There are several limitations to the study. Foremost is the small sample size which reduces our power of detecting significant associations and predictions. Through proteomics we are able to construct a high dimensional data set with only a modest number of patients however it remains to be seen whether these predictive proteins are applicable to the larger transplant population. Though the training and testing set were derived from three different institutions, further external validation and prospective analysis of the KKS and individual component biomarkers prior to transplant is required. We also do not take into account donor or organ characteristics that may influence risk. Pre-transplant risk stratification is often done well in advance of a transplant. However, the ability to risk stratify with novel protein biomarkers raises the possibility of generating usable donor-recipient risk pairing in which matching an organ takes into account molecular compatibility anchored in both mechanistic and empiric data. This will require careful prospective and broad biomarker characterization of donors and recipient pairs along with longitudinal outcomes. Lastly, the mass spectrometry results are semi quantitative and thus are not able to definitively provide absolute concentrations of these biomarkers per sample. Utilization of these results will require further characterization and validation of these biomarkers using facile quantitative measurement such as through ELISA that can be more readily deployed in the clinical setting.

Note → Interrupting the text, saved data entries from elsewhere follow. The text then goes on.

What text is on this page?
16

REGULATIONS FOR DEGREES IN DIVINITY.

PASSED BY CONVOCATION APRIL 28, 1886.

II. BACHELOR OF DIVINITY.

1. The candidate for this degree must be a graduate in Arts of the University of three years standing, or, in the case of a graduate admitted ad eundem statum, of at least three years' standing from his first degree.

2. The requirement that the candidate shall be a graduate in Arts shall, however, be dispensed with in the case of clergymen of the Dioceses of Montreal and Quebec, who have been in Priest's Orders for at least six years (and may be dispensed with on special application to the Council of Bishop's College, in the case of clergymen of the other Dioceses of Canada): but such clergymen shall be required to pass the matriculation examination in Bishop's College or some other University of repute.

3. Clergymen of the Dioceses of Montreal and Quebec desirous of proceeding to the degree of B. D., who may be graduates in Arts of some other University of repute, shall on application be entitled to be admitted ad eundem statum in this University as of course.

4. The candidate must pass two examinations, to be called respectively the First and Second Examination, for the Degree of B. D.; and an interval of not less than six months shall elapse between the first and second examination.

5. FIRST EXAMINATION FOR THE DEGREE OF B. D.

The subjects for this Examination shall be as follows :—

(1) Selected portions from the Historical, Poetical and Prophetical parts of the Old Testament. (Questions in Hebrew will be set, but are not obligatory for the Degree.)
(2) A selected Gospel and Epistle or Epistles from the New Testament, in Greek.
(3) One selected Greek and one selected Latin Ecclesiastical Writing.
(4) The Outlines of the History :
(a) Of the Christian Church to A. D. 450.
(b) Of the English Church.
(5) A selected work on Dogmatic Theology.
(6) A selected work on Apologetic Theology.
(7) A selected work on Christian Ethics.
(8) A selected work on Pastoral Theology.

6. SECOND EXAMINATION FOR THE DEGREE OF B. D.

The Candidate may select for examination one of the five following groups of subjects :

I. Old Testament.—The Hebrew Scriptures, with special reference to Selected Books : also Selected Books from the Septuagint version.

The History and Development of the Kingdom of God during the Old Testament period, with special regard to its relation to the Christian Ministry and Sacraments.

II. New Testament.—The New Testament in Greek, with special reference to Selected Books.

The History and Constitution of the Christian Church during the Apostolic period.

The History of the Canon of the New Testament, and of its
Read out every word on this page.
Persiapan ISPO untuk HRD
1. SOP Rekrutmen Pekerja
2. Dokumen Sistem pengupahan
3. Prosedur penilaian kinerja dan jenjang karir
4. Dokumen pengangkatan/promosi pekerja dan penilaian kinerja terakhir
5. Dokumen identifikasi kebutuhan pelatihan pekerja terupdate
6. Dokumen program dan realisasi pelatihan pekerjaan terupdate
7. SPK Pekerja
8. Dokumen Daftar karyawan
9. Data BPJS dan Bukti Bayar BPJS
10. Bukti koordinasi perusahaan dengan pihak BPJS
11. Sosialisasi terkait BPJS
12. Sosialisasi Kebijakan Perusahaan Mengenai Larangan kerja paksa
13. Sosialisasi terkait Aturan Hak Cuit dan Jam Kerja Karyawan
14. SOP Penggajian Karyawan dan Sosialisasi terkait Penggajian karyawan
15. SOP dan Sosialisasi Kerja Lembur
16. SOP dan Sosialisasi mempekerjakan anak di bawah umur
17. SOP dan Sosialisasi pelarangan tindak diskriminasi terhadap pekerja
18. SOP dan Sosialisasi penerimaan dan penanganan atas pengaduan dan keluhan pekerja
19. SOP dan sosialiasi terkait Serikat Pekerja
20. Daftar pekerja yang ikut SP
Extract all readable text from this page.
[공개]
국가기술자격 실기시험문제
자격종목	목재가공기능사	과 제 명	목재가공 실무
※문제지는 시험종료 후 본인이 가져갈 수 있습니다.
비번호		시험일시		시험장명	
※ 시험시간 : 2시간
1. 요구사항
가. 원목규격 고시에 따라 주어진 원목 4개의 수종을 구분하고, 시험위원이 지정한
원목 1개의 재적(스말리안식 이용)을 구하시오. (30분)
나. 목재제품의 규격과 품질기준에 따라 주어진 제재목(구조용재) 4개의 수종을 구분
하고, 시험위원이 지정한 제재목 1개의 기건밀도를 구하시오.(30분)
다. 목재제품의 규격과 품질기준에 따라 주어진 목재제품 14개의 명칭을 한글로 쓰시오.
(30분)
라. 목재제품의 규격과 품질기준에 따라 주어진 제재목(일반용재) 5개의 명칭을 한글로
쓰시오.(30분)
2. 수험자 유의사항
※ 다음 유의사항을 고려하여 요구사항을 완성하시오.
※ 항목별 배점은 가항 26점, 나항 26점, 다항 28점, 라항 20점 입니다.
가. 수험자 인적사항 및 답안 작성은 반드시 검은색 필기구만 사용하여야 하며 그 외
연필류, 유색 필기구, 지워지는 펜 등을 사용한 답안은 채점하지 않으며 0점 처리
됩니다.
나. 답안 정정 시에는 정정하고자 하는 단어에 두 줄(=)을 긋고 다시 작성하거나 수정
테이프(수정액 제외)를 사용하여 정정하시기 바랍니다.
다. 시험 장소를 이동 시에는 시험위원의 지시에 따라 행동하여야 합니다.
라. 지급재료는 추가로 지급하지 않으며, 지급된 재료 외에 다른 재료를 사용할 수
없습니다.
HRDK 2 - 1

In summary, this study expands the pool of potential transplant biomarkers associated with transplant survival using microvesicle proteomics. We found SERPINF2, F9, and LK were able to predict survival independent of PGD status with AUROC > 0.6. Pathway analysis revealed that survival was associated with platelet activation and shift in the kallikrein kinin system away from vasodilation and towards coagulation. Prospective studies investigating the KKS prior to transplant are needed to validate these findings with the goal improving transplant outcomes.